Gli organismi di controllo sono solo strumenti di potere. La presenza pubblica può creare un circuito virtuoso

Se i banchieri badano al tesoretto

Va bene. È ora inevitabile affidare a Mario Monti – speriamo per il tempo più breve possibile – l’esecuzione di provvedimenti urgenti per impedire il crollo politico-economico dell’Italia.
Certo, poi, il governo assolve al compito con malagrazia: l’arroganza di Elsa Fornero su pensioni di anzianità e femminili (e ora si appresta a fare altrettanto sui redditi garantiti credendo di abitare a Copenaghen invece che nel Paese di Napoli e Roma) provoca disgregazione sociale non necessaria.
Altri cedimenti invece demagogici determinano fughe di capitali quando più servirebbero investimenti.
Svuotare la sovranità popolare produce simili effetti. Ora si tratta però di far sì che questo nuovo governo Badoglio, etero-diretto ma finalizzato a ricostruire la democrazia, non diventi un esecutivo Facta, cioè preambolo di avventure.
La prima sfida è temperare la prepotenza dei supertecnici e di chi li ispira. Se si rapinano le vecchiette per consolidare il sistema bancario, bisogna comprendere che gli effetti sull’opinione pubblica possono essere devastanti.
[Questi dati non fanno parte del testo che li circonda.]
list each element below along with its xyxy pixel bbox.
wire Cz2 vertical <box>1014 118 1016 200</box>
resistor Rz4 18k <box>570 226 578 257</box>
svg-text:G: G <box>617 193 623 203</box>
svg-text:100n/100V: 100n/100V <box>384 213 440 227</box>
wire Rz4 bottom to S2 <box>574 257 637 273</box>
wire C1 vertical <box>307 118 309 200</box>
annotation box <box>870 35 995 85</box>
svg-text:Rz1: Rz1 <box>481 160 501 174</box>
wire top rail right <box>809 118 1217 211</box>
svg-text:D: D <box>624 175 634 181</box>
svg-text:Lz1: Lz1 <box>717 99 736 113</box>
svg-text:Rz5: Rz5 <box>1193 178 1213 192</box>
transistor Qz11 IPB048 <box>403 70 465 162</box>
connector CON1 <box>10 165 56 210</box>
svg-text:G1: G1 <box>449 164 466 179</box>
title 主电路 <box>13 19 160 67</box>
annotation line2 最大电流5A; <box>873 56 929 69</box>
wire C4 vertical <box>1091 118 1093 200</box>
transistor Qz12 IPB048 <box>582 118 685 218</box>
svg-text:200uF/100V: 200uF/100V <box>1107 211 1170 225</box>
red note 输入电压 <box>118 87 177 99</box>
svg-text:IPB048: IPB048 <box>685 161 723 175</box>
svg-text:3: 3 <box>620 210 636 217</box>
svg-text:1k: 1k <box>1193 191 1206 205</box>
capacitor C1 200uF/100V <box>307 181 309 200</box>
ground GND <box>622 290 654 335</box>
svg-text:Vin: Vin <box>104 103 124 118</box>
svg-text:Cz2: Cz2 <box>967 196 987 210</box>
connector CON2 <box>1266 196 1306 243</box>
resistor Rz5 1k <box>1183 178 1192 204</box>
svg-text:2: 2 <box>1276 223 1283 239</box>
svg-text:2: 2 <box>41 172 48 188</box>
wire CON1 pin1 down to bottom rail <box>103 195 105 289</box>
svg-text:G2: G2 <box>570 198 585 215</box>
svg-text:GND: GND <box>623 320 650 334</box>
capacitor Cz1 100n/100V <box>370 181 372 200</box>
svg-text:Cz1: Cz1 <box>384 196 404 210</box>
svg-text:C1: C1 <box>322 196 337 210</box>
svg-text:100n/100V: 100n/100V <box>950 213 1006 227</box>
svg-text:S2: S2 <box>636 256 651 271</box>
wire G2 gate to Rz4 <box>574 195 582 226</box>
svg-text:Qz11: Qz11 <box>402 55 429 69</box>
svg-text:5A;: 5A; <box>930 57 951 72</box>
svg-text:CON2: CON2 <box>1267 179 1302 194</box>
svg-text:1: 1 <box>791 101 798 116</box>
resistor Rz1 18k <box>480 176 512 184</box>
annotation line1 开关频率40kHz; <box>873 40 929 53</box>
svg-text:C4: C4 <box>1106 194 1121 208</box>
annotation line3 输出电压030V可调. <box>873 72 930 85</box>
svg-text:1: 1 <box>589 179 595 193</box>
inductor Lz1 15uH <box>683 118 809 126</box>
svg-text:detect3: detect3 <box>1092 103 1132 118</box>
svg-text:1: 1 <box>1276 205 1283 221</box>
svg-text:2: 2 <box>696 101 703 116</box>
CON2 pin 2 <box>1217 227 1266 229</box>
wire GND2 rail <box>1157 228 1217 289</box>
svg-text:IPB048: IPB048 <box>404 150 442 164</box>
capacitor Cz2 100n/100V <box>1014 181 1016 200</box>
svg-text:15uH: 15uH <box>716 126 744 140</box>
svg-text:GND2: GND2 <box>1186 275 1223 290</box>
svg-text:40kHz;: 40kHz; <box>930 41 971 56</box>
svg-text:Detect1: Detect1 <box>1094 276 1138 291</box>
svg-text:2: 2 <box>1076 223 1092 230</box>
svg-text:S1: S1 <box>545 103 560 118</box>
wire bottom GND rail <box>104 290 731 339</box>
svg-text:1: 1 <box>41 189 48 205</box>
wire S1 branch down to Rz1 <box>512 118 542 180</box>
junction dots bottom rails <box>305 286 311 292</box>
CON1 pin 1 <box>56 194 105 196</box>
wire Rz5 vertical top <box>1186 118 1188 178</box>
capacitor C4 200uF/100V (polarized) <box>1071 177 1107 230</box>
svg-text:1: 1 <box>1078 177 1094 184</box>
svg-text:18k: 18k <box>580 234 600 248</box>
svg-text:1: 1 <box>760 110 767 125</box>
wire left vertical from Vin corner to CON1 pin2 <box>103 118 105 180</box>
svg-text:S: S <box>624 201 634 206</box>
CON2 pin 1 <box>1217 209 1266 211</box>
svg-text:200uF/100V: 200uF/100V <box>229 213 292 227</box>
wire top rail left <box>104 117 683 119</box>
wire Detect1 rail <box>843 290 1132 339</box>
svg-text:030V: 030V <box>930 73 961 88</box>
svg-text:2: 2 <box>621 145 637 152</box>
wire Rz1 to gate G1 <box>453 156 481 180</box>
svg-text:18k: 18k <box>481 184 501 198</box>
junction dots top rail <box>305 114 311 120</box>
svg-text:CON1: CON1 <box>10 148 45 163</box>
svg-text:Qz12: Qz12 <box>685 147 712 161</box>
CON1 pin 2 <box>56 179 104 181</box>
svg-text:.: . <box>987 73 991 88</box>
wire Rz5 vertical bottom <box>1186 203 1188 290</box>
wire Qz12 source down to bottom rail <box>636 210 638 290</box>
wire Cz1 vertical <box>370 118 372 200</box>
Qualsiasi persona di buon senso sa che se falliscono le banche, il disastro non si limita agli uomini della finanza.
Però in tanti non sono disposti a tollerare sacrifici indirizzati non solo a salvare l’economia, ma anche sistemi di potere apparsi largamente nocivi.
La Seconda Repubblica è segnata dallo strapotere di due soggetti quasi irresponsabili: magistratura e grandi banche.
Queste ultime in larga misura poggiano la governance su istituzioni - le fondazioni bancarie, non per nulla nate col governo praticamente tecnico Amato sulla base di emergenze reali come le crisi di istituti tipo Banco di Napoli, ma gestite nell’irresponsabilità politica e dunque con le soluzioni peggiori – che hanno fallito i loro obiettivi: non solo deprimono i sostegni - il loro scopo sociale - a un welfare integrativo, ma sorreggono un sistema di credito dove al posto di fantastiche casse di risparmio che affiancavano le piccole e medie imprese, a efficacissimi mediocrediti, a banche d’affari eccellenti, a centri studi formidabili, a istituti che primeggiavano all’estero, vi sono banche in cui dominano speculazione, rendita urbana, infrastrutture gestite in modo oligopolistico.
Alla fine la principale specializzazione della parte egemonica del sistema fondazioni-grande banche è diventata l’acquisizione di potere: prima attraverso i giornali, poi persino con Confindustria e ora anche con il governo.
In una situazione in cui il rapinare le vecchiette e il tradire i patti con i propri concittadini consente scelte brusche sarebbe opportuno pensare a operazioni straordinarie sul patrimonio di fondazioni che privatistiche nella forma raccolgono patrimoni eminentemente pubblici.


E sulla base di simili operazioni, organizzare anche una più diretta presenza dello Stato nei capitali delle banche (come in Gran Bretagna e in Francia, e come da sempre in Germania) per garantire un intervento a sostegno dello sviluppo da parte del sistema di credito.